Les films où les interprètes "jouent leur propre rôle" (selon l'expression consacrée et réductrice) ne sont pas toujours des réussites. Mais, dans le cas du dernier Honoré, le résultat est bien plus qu'honorable. Racontant l'histoire d'une Chiara Mastroianni se faisant la tête et l'allure de son père Marcello, il aurait pu prétendre à la Queer Palm, tout en se gardant bien de cocher quelque case que ce soit. Moins roublard et plus profond que le dernier Dupieux, le film s'enrichit constamment au fil des séquences sans jamais s'alourdir. Il y a de l'inventivité et de l'inattendu dans chaque plan (le film ne cesse de se déplacer subtilement). L'ensemble n'est pas nombriliste, car le cinéaste a la générosité de convoquer des personnalités très éloignées de son propre univers (Fabrice Luchini, Nicole Garcia). Et il régale les oreilles par une utilisation non clichetonneuse et très élaborée de la musique (comme dans une séquence de reprise de Daho).

The Summer With Carmen
6.3
23.

The Summer With Carmen (2023)

To kalokairi tis Karmen

1 h 46 min. Sortie : 19 juin 2024 (France). Comédie

Film de Zacharias Mavroeidis

cinelolo a mis 7/10.

Annotation :

En vacances sur une plage, Nikitas, aspirant réalisateur, demande à Démosthène, un ancien acteur devenu fonctionnaire, des idées pour un prochain scénario, un film gay à petit budget selon les desiderata de son producteur. En voyant une femme passer avec un chihuahua ressemblant à Carmen, l'ancienne chienne de Démosthène, les deux amis envisagent de raconter les amours tumultueuses de ce dernier.
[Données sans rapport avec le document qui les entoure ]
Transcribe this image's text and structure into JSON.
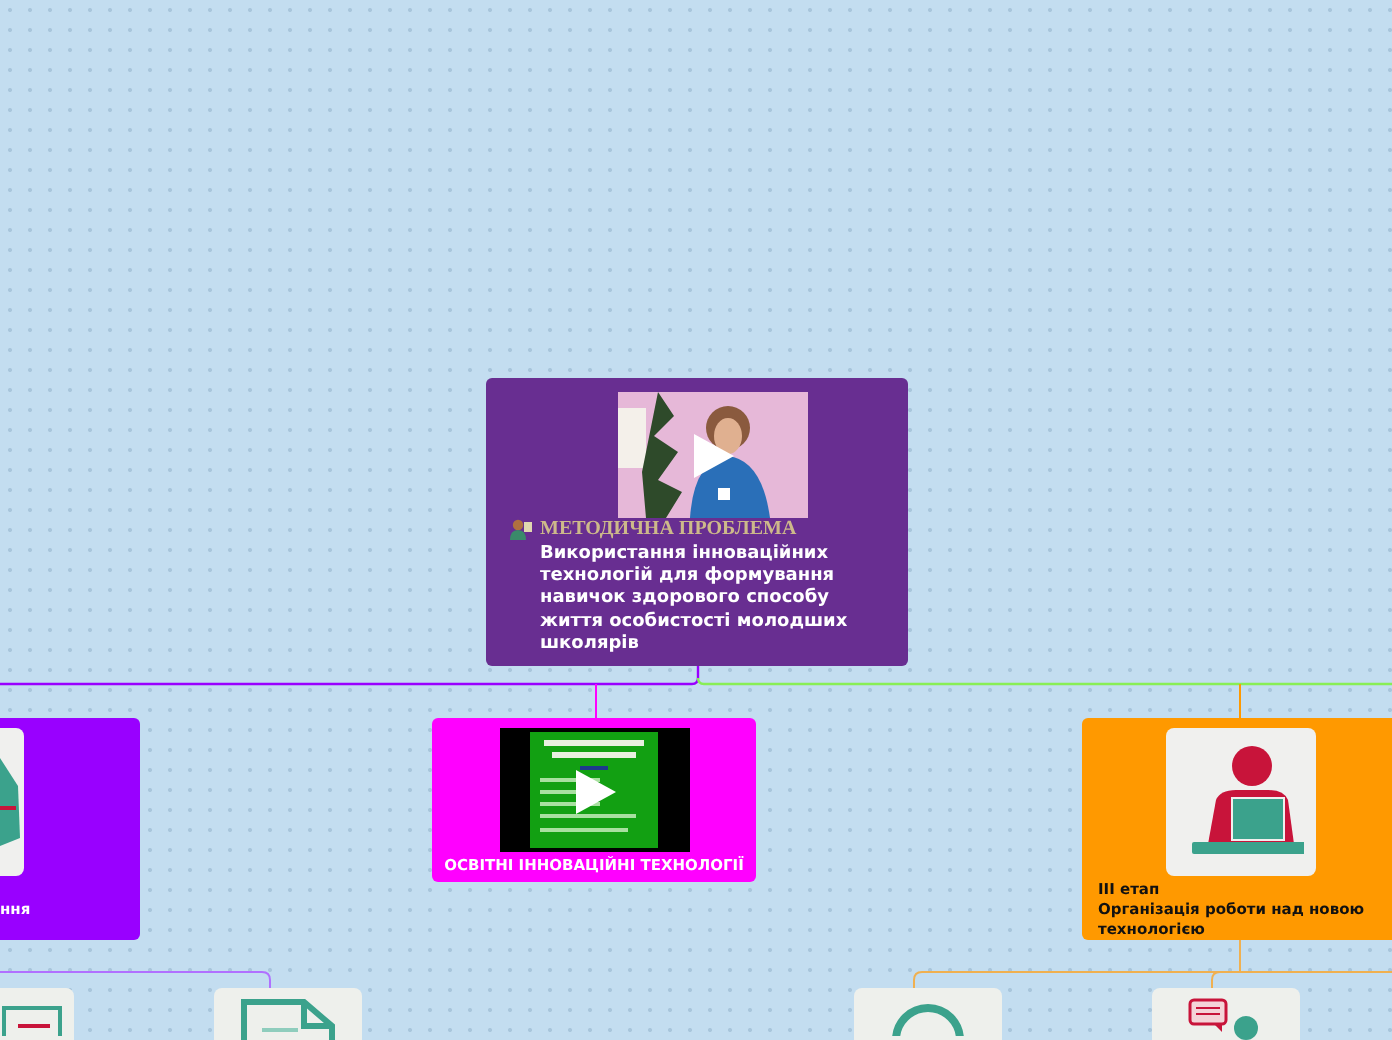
{
  "central": {
    "color": "#682e91",
    "heading": "МЕТОДИЧНА ПРОБЛЕМА",
    "text": [
      "Використання інноваційних",
      "технологій для формування",
      "навичок здорового способу",
      "життя особистості молодших",
      "школярів"
    ]
  },
  "nodes": [
    {
      "kind": "icon",
      "color": "#9900ff",
      "lines": [
        "ння"
      ]
    },
    {
      "kind": "video",
      "color": "#ff00ff",
      "lines": [
        "ОСВІТНІ ІННОВАЦІЙНІ ТЕХНОЛОГІЇ"
      ]
    },
    {
      "kind": "icon",
      "color": "#ff9900",
      "lines": [
        "III етап",
        "Організація роботи над новою",
        "технологією"
      ]
    }
  ]
}
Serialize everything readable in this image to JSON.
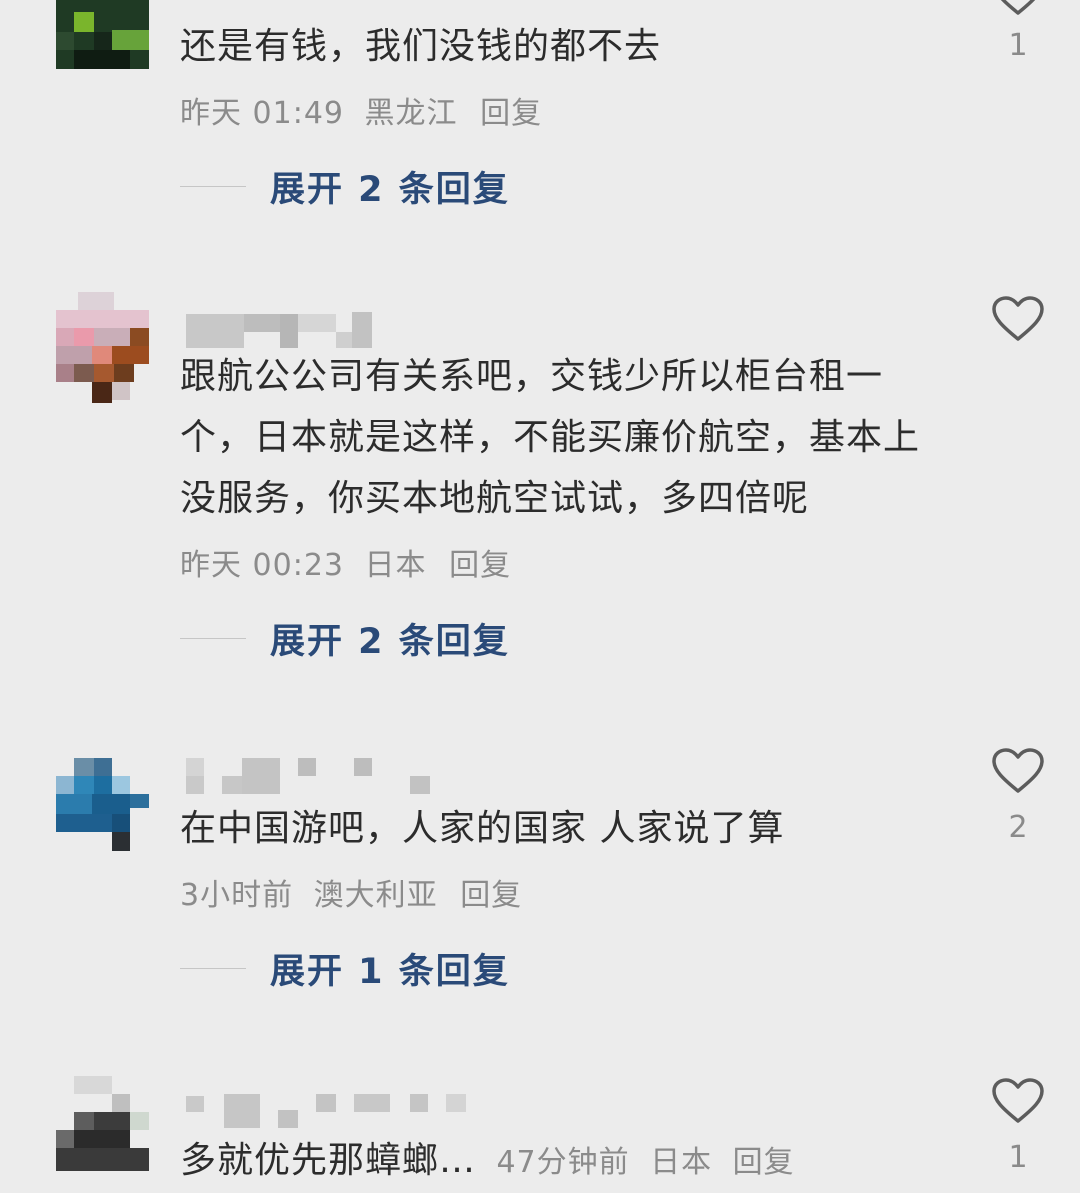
{
  "comments": [
    {
      "text": "还是有钱，我们没钱的都不去",
      "time": "昨天 01:49",
      "location": "黑龙江",
      "reply": "回复",
      "like_count": "1",
      "expand_label": "展开 2 条回复"
    },
    {
      "text": "跟航公公司有关系吧，交钱少所以柜台租一个，日本就是这样，不能买廉价航空，基本上没服务，你买本地航空试试，多四倍呢",
      "time": "昨天 00:23",
      "location": "日本",
      "reply": "回复",
      "like_count": "",
      "expand_label": "展开 2 条回复"
    },
    {
      "text": "在中国游吧，人家的国家 人家说了算",
      "time": "3小时前",
      "location": "澳大利亚",
      "reply": "回复",
      "like_count": "2",
      "expand_label": "展开 1 条回复"
    },
    {
      "text": "多就优先那蟑螂…",
      "time": "47分钟前",
      "location": "日本",
      "reply": "回复",
      "like_count": "1"
    }
  ],
  "icons": {
    "like": "heart-outline-icon",
    "avatar": "pixelated-avatar"
  },
  "colors": {
    "background": "#ececec",
    "text": "#2c2c2c",
    "meta": "#8b8b8b",
    "expand": "#2a4a78"
  }
}
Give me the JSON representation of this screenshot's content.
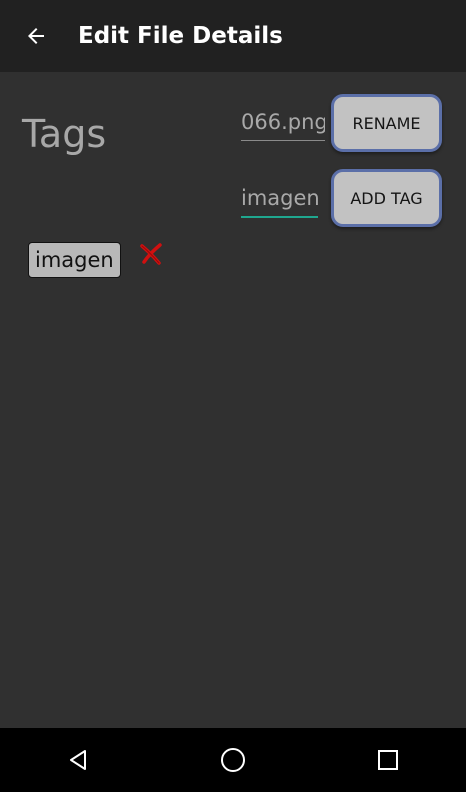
{
  "appbar": {
    "title": "Edit File Details",
    "back_icon": "arrow-back-icon"
  },
  "tags_section": {
    "label": "Tags"
  },
  "filename_field": {
    "value": "066.png"
  },
  "rename_button": {
    "label": "RENAME"
  },
  "tag_input": {
    "value": "imagen"
  },
  "add_tag_button": {
    "label": "ADD TAG"
  },
  "tags": [
    {
      "label": "imagen",
      "remove_icon": "red-x-icon"
    }
  ],
  "navbar": {
    "icons": [
      "back-triangle-icon",
      "home-circle-icon",
      "recents-square-icon"
    ]
  },
  "colors": {
    "appbar": "#212121",
    "background": "#303030",
    "accent": "#1fa78f",
    "button_fill": "#c2c2c2",
    "button_border": "#5b6fa8",
    "remove_icon": "#d01010"
  }
}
En choisissant de ne pas montrer de LGBT-phobies, ce qui laisse aux personnages le loisir de s'occuper d'eux-mêmes, Zacharias Mauroeidis livre, dans la forme comme dans le fond, un film solaire, grâce également aux interprétations hautes en couleur mais nuancées de Torgos Tsiantoulas et Andreas Labropoulos. Même le dispositif "méta" (film dans le film) est utilisé de façon futée et léger. Une sorte de feel good movie par temps pourtant obscurs...

A Man
6.6
24.

A Man (2022)

Aru Otoko

2 h 01 min. Sortie : 31 janvier 2024 (France). Drame, Thriller

Film de Kei Ishikawa

cinelolo a mis 7/10.

Annotation :

Rie, mère célibataire d'un petit garçon, est propriétaire d'une petite papeterie. Elle y rencontre Daisuke, un client venu lui acheter de quoi dessiner. Ils nouent une relation. Ellipse. On les retrouve mariés quelques années plus tard. Daisuke est bûcheron, et trouve la mort dans l'exercice de ses fonctions. Plus tard, Rie s'aperçoit qu'il n'était pas celui qu'il prétendait être, et engage un ami avocat, Kido, pour en savoir plus. Il s'agit d'un drame profond et trouble autour de la notion d'identité et de quête de soi, au sein d'une société pas forcément très ouverte. Les interprètes (dont Sakura Andô, déjà appréciée dans "L'Innocence" de Kore-Eda) sont dirigés avec finesse à l'intérieur d'une mise en scène posée, dont le regard évolue au fil de mini-coups de théâtre (la toute fin étant davantage un clin d'oeil psychologique qu'un twist de dernière minute).